If possible, sorting, filtering, and similar page augmentations should be orchestrated with javascript instead of through the use of query strings.

If this is not possible, the interface should be designed such that there are no hyperlinks to the query string versions of the pages, and the search engines should be told to ignore the query strings as discussed in the next section. As above, you can use the “Inlinks” tab in Screaming Frog to identify pages that link to query string URLs.

Instructing search engines to ignore query strings

Setting up canonicalization

Canonicalization tells the search engines which version of a page is official. For example, if https://www.example.com/folder/product?color=blue is a duplicate or sorted/filtered version of https://www.example.com/folder/product, then https://www.example.com/folder/product?color=blue should feature a canonical tag as follows (placed within the <head>):

rel="canonical" href="https://www.example.com/folder/product"

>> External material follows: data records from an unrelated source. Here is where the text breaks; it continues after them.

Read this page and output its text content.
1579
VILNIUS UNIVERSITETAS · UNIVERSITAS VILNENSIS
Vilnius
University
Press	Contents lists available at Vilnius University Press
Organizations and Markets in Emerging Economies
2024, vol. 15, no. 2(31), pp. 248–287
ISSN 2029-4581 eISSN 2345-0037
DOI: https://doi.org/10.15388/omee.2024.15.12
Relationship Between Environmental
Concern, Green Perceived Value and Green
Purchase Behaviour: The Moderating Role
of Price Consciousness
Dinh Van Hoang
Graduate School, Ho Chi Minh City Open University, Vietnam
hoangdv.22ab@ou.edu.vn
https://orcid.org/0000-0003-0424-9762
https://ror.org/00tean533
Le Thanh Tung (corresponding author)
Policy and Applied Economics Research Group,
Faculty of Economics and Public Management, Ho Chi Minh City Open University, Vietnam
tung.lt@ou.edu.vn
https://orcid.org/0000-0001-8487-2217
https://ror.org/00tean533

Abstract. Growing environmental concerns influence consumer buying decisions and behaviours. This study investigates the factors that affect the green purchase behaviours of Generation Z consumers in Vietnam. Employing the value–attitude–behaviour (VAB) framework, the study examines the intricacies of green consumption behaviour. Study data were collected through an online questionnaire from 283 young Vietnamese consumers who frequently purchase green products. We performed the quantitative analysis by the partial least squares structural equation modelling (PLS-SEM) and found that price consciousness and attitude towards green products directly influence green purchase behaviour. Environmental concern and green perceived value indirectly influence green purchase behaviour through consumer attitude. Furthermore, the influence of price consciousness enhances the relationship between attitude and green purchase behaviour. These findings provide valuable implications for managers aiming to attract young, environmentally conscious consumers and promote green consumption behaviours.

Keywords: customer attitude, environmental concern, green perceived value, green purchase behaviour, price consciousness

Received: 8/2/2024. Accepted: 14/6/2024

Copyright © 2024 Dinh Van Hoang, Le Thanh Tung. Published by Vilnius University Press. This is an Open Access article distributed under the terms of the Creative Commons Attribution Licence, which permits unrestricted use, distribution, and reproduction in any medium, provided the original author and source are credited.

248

You should actually set this up for every page, so that any unforeseen query strings are accounted for (such as tagged URLs for campaigns). If you are on WordPress, you can use Yoast’s SEO plugin to take care of this, as well as various other alternatives.

DO NOT set this up until you have resolved your “Alternative” query strings at a minimum. Alternatives are not duplicates, and so should not canonicalize to a different URL. Furthermore, this is not a substitute for fixing your sorted, filtered, and duplicate query strings. Links to these query strings still throw away PageRank that should be going to the parent URL.